Theoretical Gap: While HEX uses Monte Carlo and majority voting to approximate the ideal expert mixture \(p_{\text{mix}}\), the gating \(\pi(U)\) is unobserved and approximation errors lack theoretical characterization.
Potential Improvements: Block sets are currently manually fixed; adaptive selection or a lightweight learned gating could reach similar accuracy with fewer paths.

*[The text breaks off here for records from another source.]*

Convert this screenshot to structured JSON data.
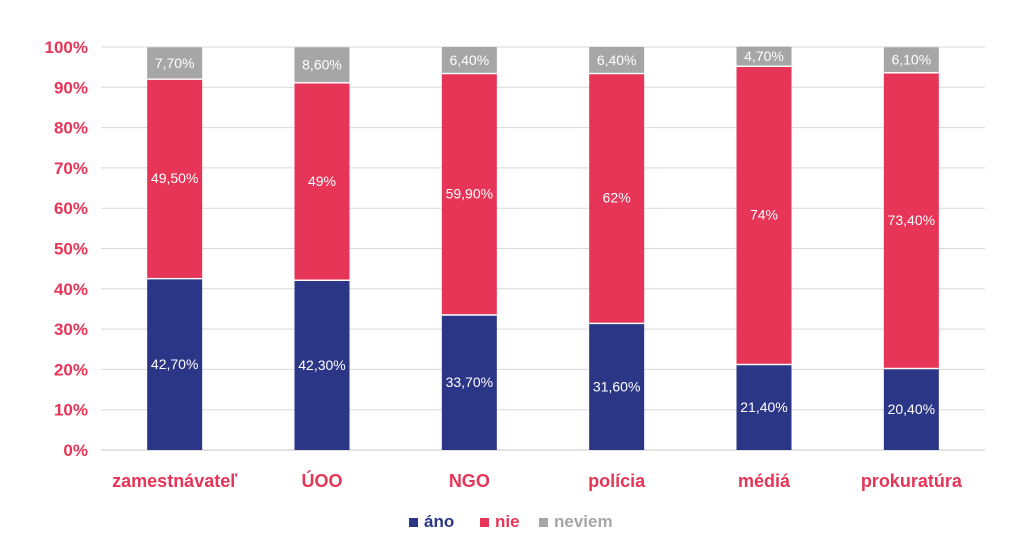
{
  "chart_data": {
    "type": "bar",
    "stacked": true,
    "categories": [
      "zamestnávateľ",
      "ÚOO",
      "NGO",
      "polícia",
      "médiá",
      "prokuratúra"
    ],
    "series": [
      {
        "name": "áno",
        "values": [
          42.7,
          42.3,
          33.7,
          31.6,
          21.4,
          20.4
        ],
        "labels": [
          "42,70%",
          "42,30%",
          "33,70%",
          "31,60%",
          "21,40%",
          "20,40%"
        ]
      },
      {
        "name": "nie",
        "values": [
          49.5,
          49,
          59.9,
          62,
          74,
          73.4
        ],
        "labels": [
          "49,50%",
          "49%",
          "59,90%",
          "62%",
          "74%",
          "73,40%"
        ]
      },
      {
        "name": "neviem",
        "values": [
          7.7,
          8.6,
          6.4,
          6.4,
          4.7,
          6.1
        ],
        "labels": [
          "7,70%",
          "8,60%",
          "6,40%",
          "6,40%",
          "4,70%",
          "6,10%"
        ]
      }
    ],
    "yticks": [
      "0%",
      "10%",
      "20%",
      "30%",
      "40%",
      "50%",
      "60%",
      "70%",
      "80%",
      "90%",
      "100%"
    ],
    "ylim": [
      0,
      100
    ],
    "grid": true,
    "legend_position": "bottom-center",
    "title": "",
    "xlabel": "",
    "ylabel": ""
  },
  "colors": {
    "ano": "#2c3686",
    "nie": "#e63557",
    "neviem": "#a6a6a6",
    "axis_text": "#e63557",
    "grid": "#d9d9d9"
  }
}
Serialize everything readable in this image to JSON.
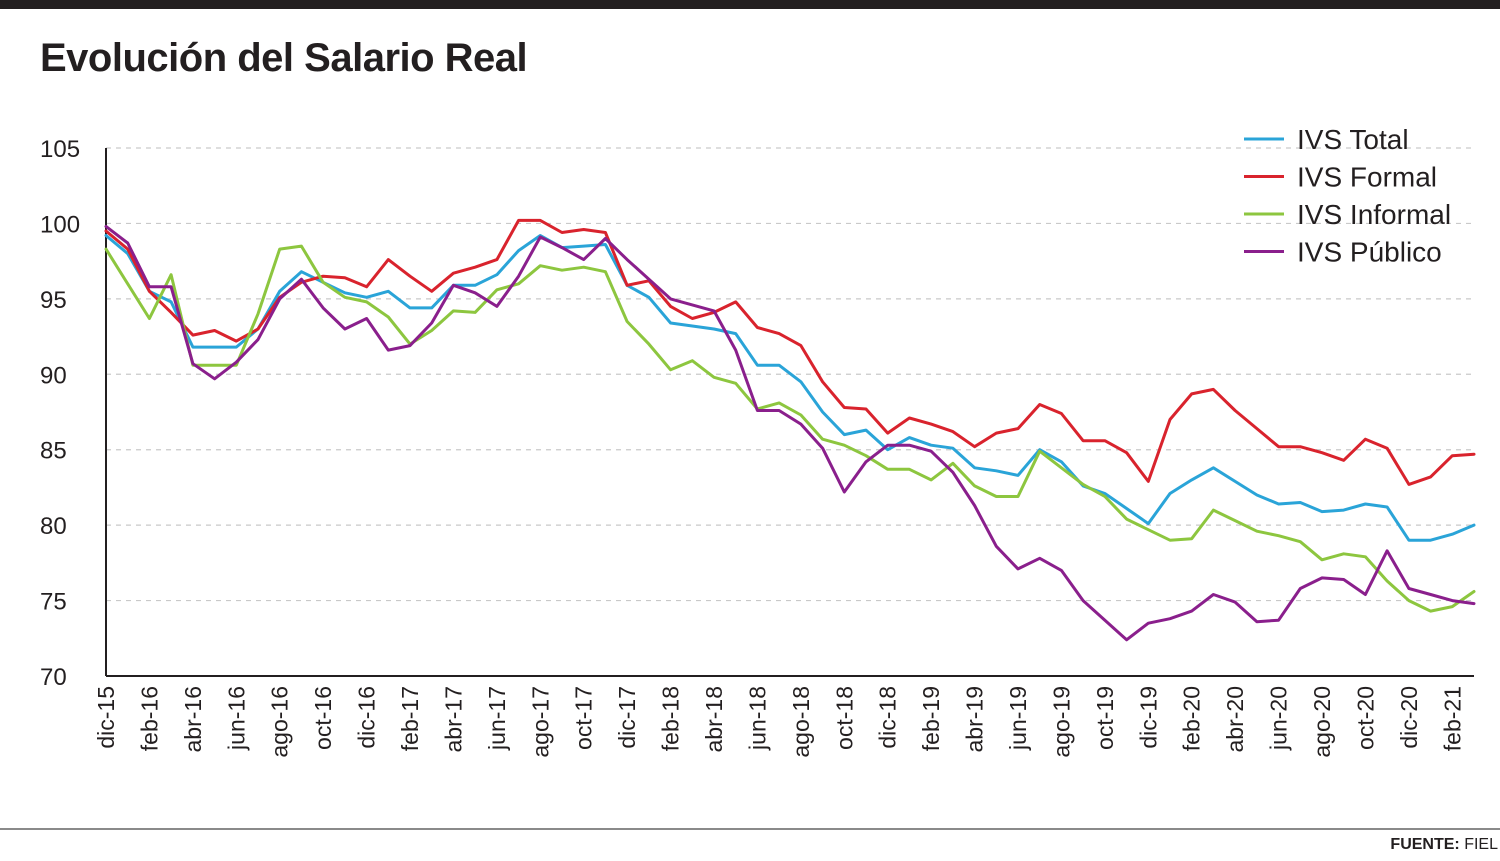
{
  "title": "Evolución del Salario Real",
  "source_label": "FUENTE:",
  "source_name": "FIEL",
  "chart_data": {
    "type": "line",
    "title": "Evolución del Salario Real",
    "xlabel": "",
    "ylabel": "",
    "ylim": [
      70,
      105
    ],
    "yticks": [
      70,
      75,
      80,
      85,
      90,
      95,
      100,
      105
    ],
    "grid": "horizontal dashed",
    "legend_position": "top-right",
    "x_tick_labels": [
      "dic-15",
      "feb-16",
      "abr-16",
      "jun-16",
      "ago-16",
      "oct-16",
      "dic-16",
      "feb-17",
      "abr-17",
      "jun-17",
      "ago-17",
      "oct-17",
      "dic-17",
      "feb-18",
      "abr-18",
      "jun-18",
      "ago-18",
      "oct-18",
      "dic-18",
      "feb-19",
      "abr-19",
      "jun-19",
      "ago-19",
      "oct-19",
      "dic-19",
      "feb-20",
      "abr-20",
      "jun-20",
      "ago-20",
      "oct-20",
      "dic-20",
      "feb-21"
    ],
    "x": [
      "dic-15",
      "ene-16",
      "feb-16",
      "mar-16",
      "abr-16",
      "may-16",
      "jun-16",
      "jul-16",
      "ago-16",
      "sep-16",
      "oct-16",
      "nov-16",
      "dic-16",
      "ene-17",
      "feb-17",
      "mar-17",
      "abr-17",
      "may-17",
      "jun-17",
      "jul-17",
      "ago-17",
      "sep-17",
      "oct-17",
      "nov-17",
      "dic-17",
      "ene-18",
      "feb-18",
      "mar-18",
      "abr-18",
      "may-18",
      "jun-18",
      "jul-18",
      "ago-18",
      "sep-18",
      "oct-18",
      "nov-18",
      "dic-18",
      "ene-19",
      "feb-19",
      "mar-19",
      "abr-19",
      "may-19",
      "jun-19",
      "jul-19",
      "ago-19",
      "sep-19",
      "oct-19",
      "nov-19",
      "dic-19",
      "ene-20",
      "feb-20",
      "mar-20",
      "abr-20",
      "may-20",
      "jun-20",
      "jul-20",
      "ago-20",
      "sep-20",
      "oct-20",
      "nov-20",
      "dic-20",
      "ene-21",
      "feb-21",
      "mar-21"
    ],
    "series": [
      {
        "name": "IVS Total",
        "color": "#2aa4d8",
        "values": [
          99.2,
          98.0,
          95.5,
          94.8,
          91.8,
          91.8,
          91.8,
          93.0,
          95.5,
          96.8,
          96.1,
          95.4,
          95.1,
          95.5,
          94.4,
          94.4,
          95.9,
          95.9,
          96.6,
          98.2,
          99.2,
          98.4,
          98.5,
          98.6,
          95.9,
          95.1,
          93.4,
          93.2,
          93.0,
          92.7,
          90.6,
          90.6,
          89.5,
          87.5,
          86.0,
          86.3,
          85.0,
          85.8,
          85.3,
          85.1,
          83.8,
          83.6,
          83.3,
          85.0,
          84.2,
          82.6,
          82.1,
          81.1,
          80.1,
          82.1,
          83.0,
          83.8,
          82.9,
          82.0,
          81.4,
          81.5,
          80.9,
          81.0,
          81.4,
          81.2,
          79.0,
          79.0,
          79.4,
          80.0
        ]
      },
      {
        "name": "IVS Formal",
        "color": "#d9232d",
        "values": [
          99.5,
          98.3,
          95.5,
          94.1,
          92.6,
          92.9,
          92.2,
          93.0,
          95.1,
          96.1,
          96.5,
          96.4,
          95.8,
          97.6,
          96.5,
          95.5,
          96.7,
          97.1,
          97.6,
          100.2,
          100.2,
          99.4,
          99.6,
          99.4,
          95.9,
          96.2,
          94.5,
          93.7,
          94.1,
          94.8,
          93.1,
          92.7,
          91.9,
          89.5,
          87.8,
          87.7,
          86.1,
          87.1,
          86.7,
          86.2,
          85.2,
          86.1,
          86.4,
          88.0,
          87.4,
          85.6,
          85.6,
          84.8,
          82.9,
          87.0,
          88.7,
          89.0,
          87.6,
          86.4,
          85.2,
          85.2,
          84.8,
          84.3,
          85.7,
          85.1,
          82.7,
          83.2,
          84.6,
          84.7
        ]
      },
      {
        "name": "IVS Informal",
        "color": "#8dc63f",
        "values": [
          98.3,
          96.0,
          93.7,
          96.6,
          90.6,
          90.6,
          90.6,
          94.0,
          98.3,
          98.5,
          96.1,
          95.1,
          94.8,
          93.8,
          92.0,
          92.9,
          94.2,
          94.1,
          95.6,
          96.0,
          97.2,
          96.9,
          97.1,
          96.8,
          93.5,
          92.0,
          90.3,
          90.9,
          89.8,
          89.4,
          87.7,
          88.1,
          87.3,
          85.7,
          85.3,
          84.6,
          83.7,
          83.7,
          83.0,
          84.1,
          82.6,
          81.9,
          81.9,
          84.9,
          83.8,
          82.7,
          81.9,
          80.4,
          79.7,
          79.0,
          79.1,
          81.0,
          80.3,
          79.6,
          79.3,
          78.9,
          77.7,
          78.1,
          77.9,
          76.3,
          75.0,
          74.3,
          74.6,
          75.6
        ]
      },
      {
        "name": "IVS Público",
        "color": "#8a1f8c",
        "values": [
          99.8,
          98.7,
          95.8,
          95.8,
          90.7,
          89.7,
          90.8,
          92.3,
          95.0,
          96.3,
          94.4,
          93.0,
          93.7,
          91.6,
          91.9,
          93.4,
          95.9,
          95.4,
          94.5,
          96.5,
          99.1,
          98.4,
          97.6,
          99.0,
          97.6,
          96.3,
          95.0,
          94.6,
          94.2,
          91.6,
          87.6,
          87.6,
          86.7,
          85.1,
          82.2,
          84.2,
          85.3,
          85.3,
          84.9,
          83.5,
          81.3,
          78.6,
          77.1,
          77.8,
          77.0,
          75.0,
          73.7,
          72.4,
          73.5,
          73.8,
          74.3,
          75.4,
          74.9,
          73.6,
          73.7,
          75.8,
          76.5,
          76.4,
          75.4,
          78.3,
          75.8,
          75.4,
          75.0,
          74.8
        ]
      }
    ]
  }
}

vs. Top-K margin (Kim et al. 2025): They rely on point-wise confidence for revealing tokens, which collapses in reasoning. HEX uses cross-schedule consensus.
vs. Random decoding (Nie et al. 2025b, LLaDA): Random revelation is unbiased but individual paths remain fragile. HEX upgrades random's "unbiasedness" to "unbiasedness + consensus."
vs. d1 (GRPO) Reinforcement Learning (Zhao et al. 2025): They use RL to improve reasoning. HEX achieves better results without training by unlocking capabilities already latent in the pre-trained model.
vs. AR Self-Consistency (Wang et al. 2022): Similar concept (multiple paths + voting), but HEX's diversity comes from the unique block schedule dimension of dLLMs rather than just temperature-based randomness.

Rating¶

Novelty: ⭐⭐⭐⭐⭐ The "dLLM = Implicit semi-AR MoE" perspective + block schedule as a scaling dimension is fresh and explanatory.
Experimental Thoroughness: ⭐⭐⭐⭐ Solid results across four benchmarks and multiple ablations, though limited to reasoning tasks.
Writing Quality: ⭐⭐⭐⭐⭐ Clear narrative connecting "counter-intuitive failure" to mechanism and method.
Value: ⭐⭐⭐⭐⭐ Provides a plug-and-play, scalable method for dLLM inference that beats RL tuning.